White Americans have to constantly remind ourselves of our privilege. The reason is that a big part of our privilege comes from our race being seen as a “non-race.” I don’t have to wince when the television news shows the picture of a white man who is wanted for murder. No one thinks that the fact that the suspected murderer was white says anything about the white race. If I were black or Latino or Chinese or any other non-European, I would wince under similar circumstances because I would know that people did think the actions of other people of my race reflected on me.
In fact, this is how racism reinforces itself. If you think that blacks are stupid, you take every example of a stupid black person to bolster your theory. Every example of a smart black person is simply disregarded as exceptional and the theory lives on. It is why it is so hard to fight your own racism once you’ve stereotyped different groups. And it is as true of good stereotypes as much as bad. For example, we do the same things if we decide that Indians are a smart race.

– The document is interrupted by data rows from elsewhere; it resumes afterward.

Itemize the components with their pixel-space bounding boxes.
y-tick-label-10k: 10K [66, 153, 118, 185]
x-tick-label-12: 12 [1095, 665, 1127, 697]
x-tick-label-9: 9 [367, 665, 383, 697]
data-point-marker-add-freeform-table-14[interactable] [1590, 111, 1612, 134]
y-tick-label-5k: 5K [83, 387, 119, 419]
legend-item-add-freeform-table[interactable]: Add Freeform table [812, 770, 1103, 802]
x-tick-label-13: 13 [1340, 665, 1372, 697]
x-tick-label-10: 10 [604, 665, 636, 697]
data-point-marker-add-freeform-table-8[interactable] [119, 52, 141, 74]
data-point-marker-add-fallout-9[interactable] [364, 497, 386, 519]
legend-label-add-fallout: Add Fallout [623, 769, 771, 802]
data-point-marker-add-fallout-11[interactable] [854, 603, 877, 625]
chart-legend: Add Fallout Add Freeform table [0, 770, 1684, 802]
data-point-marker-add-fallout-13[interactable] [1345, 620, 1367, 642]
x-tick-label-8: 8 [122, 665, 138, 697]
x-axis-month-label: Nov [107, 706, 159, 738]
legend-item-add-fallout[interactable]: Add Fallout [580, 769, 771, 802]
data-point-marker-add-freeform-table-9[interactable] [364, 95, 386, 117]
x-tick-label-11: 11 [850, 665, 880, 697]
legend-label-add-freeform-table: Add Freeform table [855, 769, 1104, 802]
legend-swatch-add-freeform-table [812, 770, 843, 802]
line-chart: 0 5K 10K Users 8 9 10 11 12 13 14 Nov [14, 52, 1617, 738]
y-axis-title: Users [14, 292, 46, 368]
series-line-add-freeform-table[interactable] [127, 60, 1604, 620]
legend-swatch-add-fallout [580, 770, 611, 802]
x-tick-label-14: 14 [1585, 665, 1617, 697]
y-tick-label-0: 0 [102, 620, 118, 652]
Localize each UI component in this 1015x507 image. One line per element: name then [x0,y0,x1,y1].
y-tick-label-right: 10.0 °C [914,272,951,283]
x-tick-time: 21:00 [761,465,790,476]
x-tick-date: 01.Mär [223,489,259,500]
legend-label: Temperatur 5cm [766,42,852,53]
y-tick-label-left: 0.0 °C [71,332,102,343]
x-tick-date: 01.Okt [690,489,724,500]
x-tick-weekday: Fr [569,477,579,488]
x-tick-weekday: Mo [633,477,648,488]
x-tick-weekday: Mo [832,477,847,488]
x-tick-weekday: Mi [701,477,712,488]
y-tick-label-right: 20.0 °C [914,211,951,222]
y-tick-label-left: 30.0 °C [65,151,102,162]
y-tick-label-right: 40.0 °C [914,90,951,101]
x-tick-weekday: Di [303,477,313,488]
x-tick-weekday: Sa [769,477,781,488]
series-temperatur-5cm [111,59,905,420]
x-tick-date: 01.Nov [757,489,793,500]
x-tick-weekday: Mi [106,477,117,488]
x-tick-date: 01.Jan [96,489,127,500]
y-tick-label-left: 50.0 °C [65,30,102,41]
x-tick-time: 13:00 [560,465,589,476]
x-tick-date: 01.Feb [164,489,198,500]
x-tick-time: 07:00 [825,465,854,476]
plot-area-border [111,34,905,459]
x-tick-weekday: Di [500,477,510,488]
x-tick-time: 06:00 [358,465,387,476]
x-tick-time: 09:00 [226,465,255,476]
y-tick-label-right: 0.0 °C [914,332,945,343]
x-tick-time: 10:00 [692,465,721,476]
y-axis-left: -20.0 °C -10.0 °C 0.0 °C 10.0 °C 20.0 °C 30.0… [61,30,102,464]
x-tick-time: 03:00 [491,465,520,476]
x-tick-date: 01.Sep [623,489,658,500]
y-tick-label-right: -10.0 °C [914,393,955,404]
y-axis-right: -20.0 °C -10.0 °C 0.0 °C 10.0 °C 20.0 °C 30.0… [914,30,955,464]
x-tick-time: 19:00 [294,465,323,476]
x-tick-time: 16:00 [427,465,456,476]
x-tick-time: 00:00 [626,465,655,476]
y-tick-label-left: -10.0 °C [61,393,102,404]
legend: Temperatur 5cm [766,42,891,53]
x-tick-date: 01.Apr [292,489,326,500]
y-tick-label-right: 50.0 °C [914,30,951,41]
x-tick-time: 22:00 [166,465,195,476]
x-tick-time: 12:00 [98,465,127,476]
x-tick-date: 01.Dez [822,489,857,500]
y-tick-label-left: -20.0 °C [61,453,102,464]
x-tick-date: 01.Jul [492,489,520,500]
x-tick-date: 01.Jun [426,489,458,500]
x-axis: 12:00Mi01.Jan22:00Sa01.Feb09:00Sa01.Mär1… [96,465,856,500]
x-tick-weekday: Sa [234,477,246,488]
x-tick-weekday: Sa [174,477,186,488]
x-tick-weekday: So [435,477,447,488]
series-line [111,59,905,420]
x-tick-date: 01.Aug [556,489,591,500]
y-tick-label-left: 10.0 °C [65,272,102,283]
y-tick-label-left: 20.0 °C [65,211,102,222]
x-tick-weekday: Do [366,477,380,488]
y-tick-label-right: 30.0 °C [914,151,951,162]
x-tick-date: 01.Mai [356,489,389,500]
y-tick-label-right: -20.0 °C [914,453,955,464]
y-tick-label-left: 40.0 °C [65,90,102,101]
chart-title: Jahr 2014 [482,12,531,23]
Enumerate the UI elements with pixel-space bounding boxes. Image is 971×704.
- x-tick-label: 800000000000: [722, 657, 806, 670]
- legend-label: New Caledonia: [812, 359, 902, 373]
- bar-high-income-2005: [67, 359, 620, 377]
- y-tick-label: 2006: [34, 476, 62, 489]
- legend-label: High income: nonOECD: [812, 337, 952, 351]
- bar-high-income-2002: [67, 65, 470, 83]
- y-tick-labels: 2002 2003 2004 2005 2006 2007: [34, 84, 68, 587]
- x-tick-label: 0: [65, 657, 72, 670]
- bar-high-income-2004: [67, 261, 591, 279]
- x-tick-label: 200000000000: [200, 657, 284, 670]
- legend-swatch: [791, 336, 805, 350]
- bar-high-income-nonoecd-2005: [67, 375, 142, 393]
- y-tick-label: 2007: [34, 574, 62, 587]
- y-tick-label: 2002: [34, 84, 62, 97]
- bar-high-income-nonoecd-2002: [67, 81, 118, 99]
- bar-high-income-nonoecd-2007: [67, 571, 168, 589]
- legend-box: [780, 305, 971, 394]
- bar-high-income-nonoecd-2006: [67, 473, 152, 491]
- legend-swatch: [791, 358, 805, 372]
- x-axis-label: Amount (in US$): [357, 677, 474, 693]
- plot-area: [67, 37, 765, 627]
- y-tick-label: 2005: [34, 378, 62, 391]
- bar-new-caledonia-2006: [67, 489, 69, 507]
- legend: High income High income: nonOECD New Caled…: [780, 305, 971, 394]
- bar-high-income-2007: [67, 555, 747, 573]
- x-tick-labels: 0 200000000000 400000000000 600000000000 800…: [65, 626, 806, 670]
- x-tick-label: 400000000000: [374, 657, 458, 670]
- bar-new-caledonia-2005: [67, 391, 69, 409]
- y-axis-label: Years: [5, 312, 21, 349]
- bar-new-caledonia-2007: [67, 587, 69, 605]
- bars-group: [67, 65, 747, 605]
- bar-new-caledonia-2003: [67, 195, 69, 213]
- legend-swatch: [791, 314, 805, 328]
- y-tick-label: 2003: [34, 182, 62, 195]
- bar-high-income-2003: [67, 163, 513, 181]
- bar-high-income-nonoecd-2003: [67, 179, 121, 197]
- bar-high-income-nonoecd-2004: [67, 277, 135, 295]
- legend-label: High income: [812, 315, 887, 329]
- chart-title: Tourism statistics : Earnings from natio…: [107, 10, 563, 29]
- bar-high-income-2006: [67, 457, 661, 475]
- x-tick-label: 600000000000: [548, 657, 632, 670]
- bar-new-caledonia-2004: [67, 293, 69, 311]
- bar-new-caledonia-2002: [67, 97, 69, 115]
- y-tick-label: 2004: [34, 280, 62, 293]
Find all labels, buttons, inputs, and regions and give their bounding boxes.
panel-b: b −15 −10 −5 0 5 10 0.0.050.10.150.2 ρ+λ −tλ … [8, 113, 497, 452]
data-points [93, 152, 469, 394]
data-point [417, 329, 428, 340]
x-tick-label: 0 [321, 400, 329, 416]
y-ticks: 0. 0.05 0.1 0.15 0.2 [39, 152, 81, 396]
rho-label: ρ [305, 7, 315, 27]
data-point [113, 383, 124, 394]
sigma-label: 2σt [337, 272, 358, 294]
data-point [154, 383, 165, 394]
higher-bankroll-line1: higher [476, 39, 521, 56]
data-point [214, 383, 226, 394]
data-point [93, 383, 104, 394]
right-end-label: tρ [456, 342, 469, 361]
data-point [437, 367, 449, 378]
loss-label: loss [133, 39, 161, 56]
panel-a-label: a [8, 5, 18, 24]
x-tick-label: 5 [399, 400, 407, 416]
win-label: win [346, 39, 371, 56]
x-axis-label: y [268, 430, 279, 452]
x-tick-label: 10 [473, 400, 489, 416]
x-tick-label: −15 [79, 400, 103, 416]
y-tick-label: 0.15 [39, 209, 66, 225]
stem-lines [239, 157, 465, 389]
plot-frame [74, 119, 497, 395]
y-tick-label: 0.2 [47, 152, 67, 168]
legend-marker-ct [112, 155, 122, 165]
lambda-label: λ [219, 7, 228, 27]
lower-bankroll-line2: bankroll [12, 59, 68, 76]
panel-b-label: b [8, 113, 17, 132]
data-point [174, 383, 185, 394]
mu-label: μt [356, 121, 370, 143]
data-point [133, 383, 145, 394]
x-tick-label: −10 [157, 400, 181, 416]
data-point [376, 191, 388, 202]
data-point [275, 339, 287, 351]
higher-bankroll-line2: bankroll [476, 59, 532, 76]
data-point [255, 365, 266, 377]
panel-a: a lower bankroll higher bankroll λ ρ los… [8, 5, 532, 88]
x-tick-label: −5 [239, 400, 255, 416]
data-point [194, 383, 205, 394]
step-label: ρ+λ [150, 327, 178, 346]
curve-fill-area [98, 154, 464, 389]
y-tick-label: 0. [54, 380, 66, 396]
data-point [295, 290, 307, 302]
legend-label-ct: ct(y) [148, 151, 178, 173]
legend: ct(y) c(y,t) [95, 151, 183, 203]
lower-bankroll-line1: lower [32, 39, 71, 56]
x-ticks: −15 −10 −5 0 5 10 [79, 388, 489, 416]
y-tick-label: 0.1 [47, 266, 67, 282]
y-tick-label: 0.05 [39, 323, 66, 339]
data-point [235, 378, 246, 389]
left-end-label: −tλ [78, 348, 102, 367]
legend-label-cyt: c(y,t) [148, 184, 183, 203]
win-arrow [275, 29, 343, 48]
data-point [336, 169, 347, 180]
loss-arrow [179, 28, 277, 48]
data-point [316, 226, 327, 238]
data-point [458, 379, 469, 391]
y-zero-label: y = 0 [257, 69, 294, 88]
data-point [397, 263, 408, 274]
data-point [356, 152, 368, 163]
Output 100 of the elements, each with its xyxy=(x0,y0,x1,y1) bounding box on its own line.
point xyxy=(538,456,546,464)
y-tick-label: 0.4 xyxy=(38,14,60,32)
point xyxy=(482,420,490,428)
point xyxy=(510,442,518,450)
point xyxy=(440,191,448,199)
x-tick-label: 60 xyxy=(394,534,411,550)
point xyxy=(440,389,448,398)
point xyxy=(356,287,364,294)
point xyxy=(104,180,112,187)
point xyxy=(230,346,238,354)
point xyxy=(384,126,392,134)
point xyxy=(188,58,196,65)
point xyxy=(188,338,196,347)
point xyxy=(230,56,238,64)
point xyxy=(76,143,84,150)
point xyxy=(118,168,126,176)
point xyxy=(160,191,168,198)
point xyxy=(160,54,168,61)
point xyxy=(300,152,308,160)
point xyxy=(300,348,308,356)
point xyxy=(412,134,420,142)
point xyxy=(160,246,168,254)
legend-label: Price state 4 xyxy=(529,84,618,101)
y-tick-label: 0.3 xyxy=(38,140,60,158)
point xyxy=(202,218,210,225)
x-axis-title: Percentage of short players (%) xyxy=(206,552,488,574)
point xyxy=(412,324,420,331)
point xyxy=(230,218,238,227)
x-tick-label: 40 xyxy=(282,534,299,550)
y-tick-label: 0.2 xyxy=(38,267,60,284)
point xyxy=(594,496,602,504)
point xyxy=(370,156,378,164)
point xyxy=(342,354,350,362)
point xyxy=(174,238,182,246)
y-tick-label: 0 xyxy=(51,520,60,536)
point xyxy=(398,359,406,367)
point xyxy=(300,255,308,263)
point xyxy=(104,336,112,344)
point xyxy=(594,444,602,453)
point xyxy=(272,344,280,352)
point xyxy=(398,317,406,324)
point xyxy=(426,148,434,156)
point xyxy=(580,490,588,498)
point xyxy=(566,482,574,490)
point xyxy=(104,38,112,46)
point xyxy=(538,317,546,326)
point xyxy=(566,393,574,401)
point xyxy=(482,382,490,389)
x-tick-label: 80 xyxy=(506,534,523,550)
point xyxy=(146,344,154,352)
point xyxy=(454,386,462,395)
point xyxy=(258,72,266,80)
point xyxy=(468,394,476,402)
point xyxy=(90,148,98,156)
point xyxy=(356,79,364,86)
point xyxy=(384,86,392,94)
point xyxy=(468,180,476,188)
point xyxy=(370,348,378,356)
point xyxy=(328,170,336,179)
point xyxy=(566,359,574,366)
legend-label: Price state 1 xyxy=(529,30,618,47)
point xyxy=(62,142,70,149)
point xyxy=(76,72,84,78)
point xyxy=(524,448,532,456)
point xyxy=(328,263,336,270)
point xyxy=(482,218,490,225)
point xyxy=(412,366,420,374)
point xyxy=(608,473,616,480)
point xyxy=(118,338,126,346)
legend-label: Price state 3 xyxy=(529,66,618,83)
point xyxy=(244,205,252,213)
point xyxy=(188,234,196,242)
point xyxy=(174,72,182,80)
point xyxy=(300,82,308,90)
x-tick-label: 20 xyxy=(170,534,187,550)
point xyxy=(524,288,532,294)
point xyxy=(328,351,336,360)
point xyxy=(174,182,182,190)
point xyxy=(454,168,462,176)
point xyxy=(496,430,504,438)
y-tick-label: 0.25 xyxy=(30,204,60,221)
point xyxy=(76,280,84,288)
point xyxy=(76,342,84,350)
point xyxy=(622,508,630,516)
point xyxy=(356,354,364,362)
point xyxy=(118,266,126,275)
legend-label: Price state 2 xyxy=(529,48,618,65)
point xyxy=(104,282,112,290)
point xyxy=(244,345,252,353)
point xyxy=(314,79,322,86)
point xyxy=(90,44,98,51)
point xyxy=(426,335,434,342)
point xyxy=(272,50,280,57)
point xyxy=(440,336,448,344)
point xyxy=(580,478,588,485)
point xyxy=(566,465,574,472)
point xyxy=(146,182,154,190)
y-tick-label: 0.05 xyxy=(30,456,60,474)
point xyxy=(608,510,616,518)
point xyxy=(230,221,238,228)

The privilege inherent in white being the “default” race is a big part of Tim Wise’s excellent book White Like Me. But there is a tendency for white conservatives especially to claim that they don’t see the world this way. This is the basis of Stephen Colbert’s routine about not seeing race, “People tell me I’m white and I believe them because police officers call me ‘sir.'” I would go so far as to say that the more a white person can’t see their “default” race privilege, the more racist they are.
Yesterday, Paul Waldman wrote an excellent article on this very subject, The Infinite Circle of Black Responsibility. It is about how it is generally accepted without embarrassment that blacks ought to be held responsible for what other blacks say and do in a way that would never be applied to whites. The article starts with a great example of that ultimate exemplar of the Washington establishment, Tim Russert, asking then Senator Obama to comment on something Harry Belafonte had said about the Bush administration. And why? Only because both men were black.
That shows just how deep the problem goes. Waldman also quotes Bill O’Reilly, a man who would never admit to being racist, but is somehow surprised that upper class blacks act just like upper class whites. Most recently, O’Reilly went straight for the “isn’t that just like blacks” playbook. Waldman explains:
But what can we expect? Bill O’Reilly is a bigot. And he’s not self-aware enough to even know it. The rest of us who are aware of the way that the media constantly reinforce racist stereotypes must constantly work against such traps.